We thank all the participants of HIV Incidence Provincial Surveillance System (HIPSS), as well as HIPSS co-investigators and members of the HIPSS study team from the following organisations: Epicentre, CAPRISA, HEARD, NICD and CDC. We thank the HIPSS collaborating partners: The National Department of Health, Provincial KwaZulu-Natal Department of Health, uMgungundlovu Health District, the uMgungundlovu District AIDS Council, local municipal and traditional leaders, and community members for all their support throughout the HIPSS study.

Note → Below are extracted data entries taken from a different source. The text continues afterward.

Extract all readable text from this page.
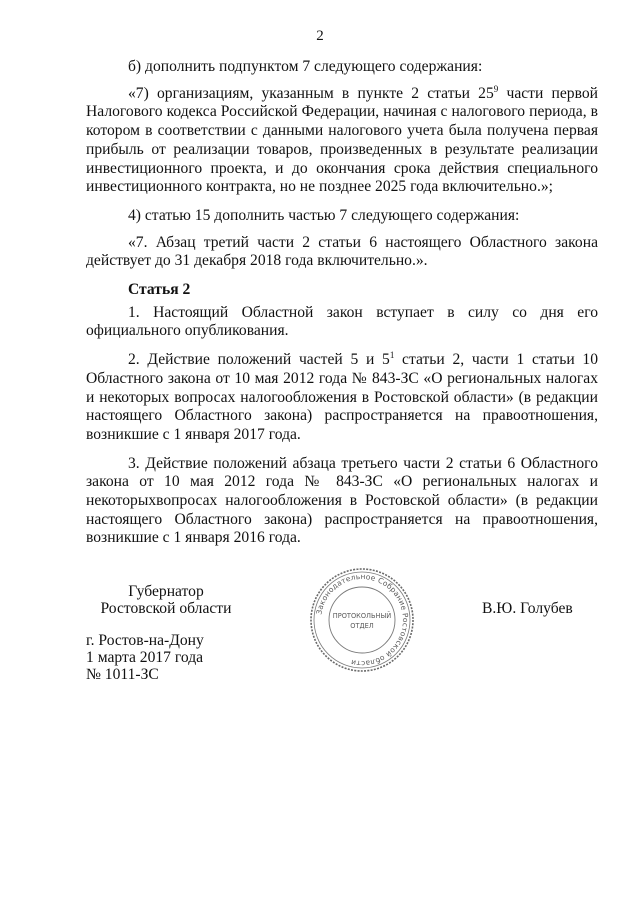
2

б) дополнить подпунктом 7 следующего содержания:

«7) организациям, указанным в пункте 2 статьи $25^9$ части первой Налогового кодекса Российской Федерации, начиная с налогового периода, в котором в соответствии с данными налогового учета была получена первая прибыль от реализации товаров, произведенных в результате реализации инвестиционного проекта, и до окончания срока действия специального инвестиционного контракта, но не позднее 2025 года включительно.»;

4) статью 15 дополнить частью 7 следующего содержания:

«7. Абзац третий части 2 статьи 6 настоящего Областного закона действует до 31 декабря 2018 года включительно.».

Статья 2

1. Настоящий Областной закон вступает в силу со дня его официального опубликования.

2. Действие положений частей 5 и $5^1$ статьи 2, части 1 статьи 10 Областного закона от 10 мая 2012 года № 843-ЗС «О региональных налогах и некоторых вопросах налогообложения в Ростовской области» (в редакции настоящего Областного закона) распространяется на правоотношения, возникшие с 1 января 2017 года.

3. Действие положений абзаца третьего части 2 статьи 6 Областного закона от 10 мая 2012 года № 843-ЗС «О региональных налогах и некоторыхвопросах налогообложения в Ростовской области» (в редакции настоящего Областного закона) распространяется на правоотношения, возникшие с 1 января 2016 года.

Губернатор
Ростовской области	В.Ю. Голубев
г. Ростов-на-Дону
1 марта 2017 года
№ 1011-ЗС
Законодательное Собрание Ростовской области
ПРОТОКОЛЬНЫЙ
ОТДЕЛ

We are extremely grateful to Kassahun Ayalew, Ehimario Igumbor and Mary Glenshaw for valuable feedback on previous versions of this manuscript.

Disclosure statement

No potential conflict of interest was reported by the author(s).

Additional information

Funding

HIV Incidence Provincial Surveillance System (HIPSS) is funded by a cooperative agreement (3U2GGH000372) between Epicentre and the Centers for Disease Control and Prevention (CDC). Support was provided to BMB by the National Research Foundation, South Africa, through the Research Career Advancement Fellowship. ABMK is supported by a joint South Africa–U.S. Program for Collaborative Biomedical Research, National Institutes of Health grant (R01HD083343). The findings and conclusions in this paper are those of the author(s) and do not necessarily represent the official views of any of the funders in this study.